Cela fait deux jours et autant de nuits que les Tunisiens manifestent leur ras-le-bol dans les rues des principales villes du pays. Emeutes, pillages, manifestations et interventions de toutes les forces de sécurité y compris de l’armée. Un mort, plus de 200 arrestations et des dégâts matériels de plusieurs millions de dinars. Pourtant le « vieux de Carthage » n’a pas encore daigné se montrer pour rassurer la population et parler au peuple.
Sept ans après la révolution du jasmin qui a mis fin à la dictature de Zine El Abidine Ben Ali, la Tunisie va mal. Son économie est à la dérive, sa classe politique se donne piteusement en spectacle et ses institutions sont de moins en moins crédibles aux yeux des citoyens. Le bilan de ces dernières années et tout sauf reluisant. Donné en modèle de stabilité et de développement au Maghreb et au Moyen-Orient, la Tunisie s’est peu à peu laissée glisser vers une « clochardisation avancée », selon l’expression d’un haut cadre du FMI.
La cause de cet effritement serait due, selon plusieurs anciens responsables tunisiens, à la manière dont le pays est géré. Le président Béji Caïd Essebssi, aujourd’hui âgé de 92 ans, veut coûte que coûte voire son fils Hafedh lui succéder à Carthage. Mais ce dernier, peu connu et peu populaire, n’a aucune chance face aux ambitions des cadres de Nidae Tounès, dont l’actuel premier ministre Youssef Chahed qui plane dans les sondages. Face à cette situation, les islamistes d’Ennahda restent en embuscade, prenant leur part du gâteau gouvernemental, sans pour autant se mouiller. Une stratégie qui, à défaut de leur garantir une grande popularité, leur permet de se maintenir comme l’un des principales forces politiques du pays. De son côté, la puissante UGTT, fer de lance de toutes les contestations, n’a pas le choix. Doublée sur sa gauche par une Hama Hammami plus que jamais en verve, la centrale syndicale doit répondre aux doléances les plus radicales des franges populaires afin de pouvoir demeurer l’interlocuteur incontournable des pouvoirs publics.

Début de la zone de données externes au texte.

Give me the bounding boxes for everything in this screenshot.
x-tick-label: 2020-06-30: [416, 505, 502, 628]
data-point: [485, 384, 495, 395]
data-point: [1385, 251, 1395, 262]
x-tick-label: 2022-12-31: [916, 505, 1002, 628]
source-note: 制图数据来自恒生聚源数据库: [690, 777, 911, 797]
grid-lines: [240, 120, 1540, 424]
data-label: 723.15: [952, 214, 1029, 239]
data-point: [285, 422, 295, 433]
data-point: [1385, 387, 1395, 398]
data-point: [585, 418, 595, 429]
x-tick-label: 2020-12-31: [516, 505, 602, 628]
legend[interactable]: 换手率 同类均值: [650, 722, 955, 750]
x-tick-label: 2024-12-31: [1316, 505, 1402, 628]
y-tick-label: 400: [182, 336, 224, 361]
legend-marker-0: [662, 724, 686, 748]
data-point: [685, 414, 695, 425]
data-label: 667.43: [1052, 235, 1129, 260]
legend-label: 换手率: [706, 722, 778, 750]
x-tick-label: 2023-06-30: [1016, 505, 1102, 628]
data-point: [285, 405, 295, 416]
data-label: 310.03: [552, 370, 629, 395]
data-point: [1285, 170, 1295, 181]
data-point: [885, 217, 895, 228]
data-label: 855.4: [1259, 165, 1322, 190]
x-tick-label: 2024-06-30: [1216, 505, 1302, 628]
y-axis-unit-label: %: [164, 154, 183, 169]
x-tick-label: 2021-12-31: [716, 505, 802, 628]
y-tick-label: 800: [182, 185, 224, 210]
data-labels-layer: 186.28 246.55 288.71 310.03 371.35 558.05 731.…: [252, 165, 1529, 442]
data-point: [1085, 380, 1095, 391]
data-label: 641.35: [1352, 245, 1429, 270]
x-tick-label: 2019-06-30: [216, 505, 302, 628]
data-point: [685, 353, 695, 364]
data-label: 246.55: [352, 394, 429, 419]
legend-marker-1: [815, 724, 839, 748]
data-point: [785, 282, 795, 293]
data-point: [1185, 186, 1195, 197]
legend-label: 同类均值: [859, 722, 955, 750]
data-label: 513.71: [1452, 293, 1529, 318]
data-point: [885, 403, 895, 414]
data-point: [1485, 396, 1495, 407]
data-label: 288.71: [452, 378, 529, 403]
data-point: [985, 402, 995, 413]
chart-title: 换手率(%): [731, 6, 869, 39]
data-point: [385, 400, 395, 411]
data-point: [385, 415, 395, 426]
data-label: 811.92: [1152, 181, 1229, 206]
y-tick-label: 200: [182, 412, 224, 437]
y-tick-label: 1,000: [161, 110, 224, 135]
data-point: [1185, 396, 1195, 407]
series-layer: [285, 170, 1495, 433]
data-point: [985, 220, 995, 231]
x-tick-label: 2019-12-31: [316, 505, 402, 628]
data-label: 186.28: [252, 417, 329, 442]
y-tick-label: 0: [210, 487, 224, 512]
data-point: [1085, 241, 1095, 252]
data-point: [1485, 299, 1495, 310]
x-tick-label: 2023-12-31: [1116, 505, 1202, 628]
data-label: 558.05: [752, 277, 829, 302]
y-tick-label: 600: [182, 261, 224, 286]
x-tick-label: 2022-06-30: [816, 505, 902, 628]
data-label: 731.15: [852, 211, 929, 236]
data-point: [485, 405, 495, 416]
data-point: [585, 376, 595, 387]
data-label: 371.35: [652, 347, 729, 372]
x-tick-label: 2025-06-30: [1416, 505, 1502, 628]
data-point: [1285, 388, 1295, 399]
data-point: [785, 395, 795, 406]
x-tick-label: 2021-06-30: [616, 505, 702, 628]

Aujourd’hui l’heure est grave. Si les manifestants n’arborent aucun slogan politique et n’ont aucun souffle révolutionnaire, il n’est pas certain que cela durera longtemps, notamment en l’absence d’une offre politique efficace et crédible. Béji Caïd Essebssi semble avoir choisi d’user jusqu’à la moelle son premier ministre quand ce dernier paraît avoir opté pour un discours sécuritaire face à la contestation.